In this project, we are trying to analyze Technology diffusion using big data on Pyspark.
In simple terms, we are trying to analyze how companies/organizations depend on each other using patents dataset and their records of citations.
The module consists of the following:
- General analysis of dataset, like top 10 cited companies, top 10 patents producing companies.
- Graph analysis - Pagerank, Strongly connected components.
- Text analysis of patents abstract - LDA model
- Machine learning model to predict whether company A will cite company B's patent - BERT, Naive Bayes, Multilayer Perceptron, Random Forest.
Note - We are only analyzing top 100 companies for each year.
- The way by which innovation is disseminated through certain channels over time among the organizations.
- Citations provide useful insight for technology dissemination processes, as patents are an important medium of invention.

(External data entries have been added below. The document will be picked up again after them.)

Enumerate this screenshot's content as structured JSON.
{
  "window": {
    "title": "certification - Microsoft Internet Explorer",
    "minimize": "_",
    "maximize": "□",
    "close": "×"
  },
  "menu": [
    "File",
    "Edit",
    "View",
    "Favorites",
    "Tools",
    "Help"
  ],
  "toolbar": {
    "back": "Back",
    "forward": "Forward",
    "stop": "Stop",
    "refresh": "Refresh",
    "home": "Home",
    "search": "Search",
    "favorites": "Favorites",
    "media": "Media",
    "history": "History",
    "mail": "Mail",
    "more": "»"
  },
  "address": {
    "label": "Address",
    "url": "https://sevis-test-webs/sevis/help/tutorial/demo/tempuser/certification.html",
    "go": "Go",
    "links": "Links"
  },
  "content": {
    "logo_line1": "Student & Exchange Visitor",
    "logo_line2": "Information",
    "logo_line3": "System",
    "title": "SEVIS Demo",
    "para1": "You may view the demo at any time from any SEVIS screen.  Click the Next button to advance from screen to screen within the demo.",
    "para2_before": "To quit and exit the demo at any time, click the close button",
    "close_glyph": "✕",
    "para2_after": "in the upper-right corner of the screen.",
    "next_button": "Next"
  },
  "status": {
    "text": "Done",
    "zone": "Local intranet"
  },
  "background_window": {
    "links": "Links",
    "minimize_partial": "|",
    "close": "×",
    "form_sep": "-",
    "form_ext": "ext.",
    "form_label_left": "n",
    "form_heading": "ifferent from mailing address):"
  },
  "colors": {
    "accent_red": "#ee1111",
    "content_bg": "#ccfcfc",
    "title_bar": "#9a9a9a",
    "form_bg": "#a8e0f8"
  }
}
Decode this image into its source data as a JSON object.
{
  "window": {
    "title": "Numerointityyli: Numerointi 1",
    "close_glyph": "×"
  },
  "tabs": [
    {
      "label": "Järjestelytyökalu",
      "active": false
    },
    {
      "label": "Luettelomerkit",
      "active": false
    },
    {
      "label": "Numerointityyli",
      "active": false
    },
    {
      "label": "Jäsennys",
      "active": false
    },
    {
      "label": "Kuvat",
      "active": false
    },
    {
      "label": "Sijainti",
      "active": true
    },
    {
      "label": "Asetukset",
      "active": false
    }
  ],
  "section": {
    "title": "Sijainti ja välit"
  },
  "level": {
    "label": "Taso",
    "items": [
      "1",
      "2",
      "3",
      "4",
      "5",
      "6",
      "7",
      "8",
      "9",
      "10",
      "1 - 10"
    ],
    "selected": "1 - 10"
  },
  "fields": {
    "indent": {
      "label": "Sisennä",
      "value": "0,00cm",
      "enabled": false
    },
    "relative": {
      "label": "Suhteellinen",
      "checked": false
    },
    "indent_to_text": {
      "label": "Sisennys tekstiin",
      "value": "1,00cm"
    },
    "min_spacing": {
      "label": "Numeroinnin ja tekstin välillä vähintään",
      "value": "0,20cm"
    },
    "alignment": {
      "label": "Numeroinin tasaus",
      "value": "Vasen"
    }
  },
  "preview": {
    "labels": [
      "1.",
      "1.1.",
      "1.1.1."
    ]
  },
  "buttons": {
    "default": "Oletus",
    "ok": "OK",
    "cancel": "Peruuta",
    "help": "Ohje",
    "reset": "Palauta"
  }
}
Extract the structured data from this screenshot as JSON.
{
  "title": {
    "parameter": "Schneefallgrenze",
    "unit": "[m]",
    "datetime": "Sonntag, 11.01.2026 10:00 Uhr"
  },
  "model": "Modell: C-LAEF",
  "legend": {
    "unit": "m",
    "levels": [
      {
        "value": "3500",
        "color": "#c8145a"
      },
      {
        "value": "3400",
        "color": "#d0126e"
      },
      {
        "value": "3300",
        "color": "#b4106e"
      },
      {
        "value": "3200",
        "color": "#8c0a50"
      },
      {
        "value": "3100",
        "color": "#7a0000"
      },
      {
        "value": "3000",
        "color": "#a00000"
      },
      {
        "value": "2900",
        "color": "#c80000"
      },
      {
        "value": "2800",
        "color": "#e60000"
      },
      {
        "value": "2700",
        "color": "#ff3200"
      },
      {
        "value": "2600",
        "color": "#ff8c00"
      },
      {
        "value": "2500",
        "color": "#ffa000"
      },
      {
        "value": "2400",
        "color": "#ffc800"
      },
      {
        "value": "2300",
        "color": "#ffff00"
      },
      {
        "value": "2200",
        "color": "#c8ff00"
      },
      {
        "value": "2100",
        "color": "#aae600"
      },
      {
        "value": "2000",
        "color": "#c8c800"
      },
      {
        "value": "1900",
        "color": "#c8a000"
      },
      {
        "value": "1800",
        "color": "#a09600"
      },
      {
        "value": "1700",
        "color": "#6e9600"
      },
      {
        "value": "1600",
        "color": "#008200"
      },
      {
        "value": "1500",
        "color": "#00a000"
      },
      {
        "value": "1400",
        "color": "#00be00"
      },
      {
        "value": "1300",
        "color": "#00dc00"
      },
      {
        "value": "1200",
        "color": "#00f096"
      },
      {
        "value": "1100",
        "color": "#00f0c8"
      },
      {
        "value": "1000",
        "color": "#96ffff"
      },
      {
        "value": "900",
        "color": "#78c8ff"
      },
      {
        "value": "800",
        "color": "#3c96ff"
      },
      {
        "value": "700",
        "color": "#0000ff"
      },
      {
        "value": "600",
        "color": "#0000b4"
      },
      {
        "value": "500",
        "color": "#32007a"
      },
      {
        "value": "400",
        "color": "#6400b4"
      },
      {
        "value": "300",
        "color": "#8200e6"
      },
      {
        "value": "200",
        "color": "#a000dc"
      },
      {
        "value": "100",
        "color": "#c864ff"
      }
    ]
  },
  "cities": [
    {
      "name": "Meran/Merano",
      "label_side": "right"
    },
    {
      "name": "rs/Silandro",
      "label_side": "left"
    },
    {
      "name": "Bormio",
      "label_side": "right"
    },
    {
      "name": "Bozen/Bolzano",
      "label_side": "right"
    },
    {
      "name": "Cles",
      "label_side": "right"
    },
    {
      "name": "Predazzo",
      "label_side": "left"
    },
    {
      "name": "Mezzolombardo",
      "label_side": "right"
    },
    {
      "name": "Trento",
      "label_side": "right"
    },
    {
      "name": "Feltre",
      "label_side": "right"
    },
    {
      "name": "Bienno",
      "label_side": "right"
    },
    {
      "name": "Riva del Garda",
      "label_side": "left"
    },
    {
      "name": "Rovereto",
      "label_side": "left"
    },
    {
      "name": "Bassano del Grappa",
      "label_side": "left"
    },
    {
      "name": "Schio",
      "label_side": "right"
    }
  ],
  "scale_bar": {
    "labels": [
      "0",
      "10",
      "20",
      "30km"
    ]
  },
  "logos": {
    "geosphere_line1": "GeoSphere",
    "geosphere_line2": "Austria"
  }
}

- Relation between innovation happening in organizations and how they are inter-dependent.
The dataset used is Google Patents dataset.
- Platform - GCP
- 1 master, 3 worker nodes
- standard-m1 instance
- 30 GB Memory
- 8 CPU cores
- Dataset size – 20 million rows (patents from 1976)
- Tables -
- Patent
- Patent citation
- Assignee
- Naïve Bayes – Accuracy about 57%
- Multilayer Perceptron – Accuracy about 98%
- Decision Tree – Accuracy about 93%
- Random Forest – Accuracy about 95%
- Simron Waskar
- Sumit Dhundiyal
- Zexu Li
- Technology diffusion exists and has been increasing year by year.
- IBM & Samsung are the top most innovation hub in the last decade.
- We can predict the citation by an organization with certain accuracy for top 100 companies.
- The topics extracted from documents show that technology trends are highly reflected in the abstracts/titles.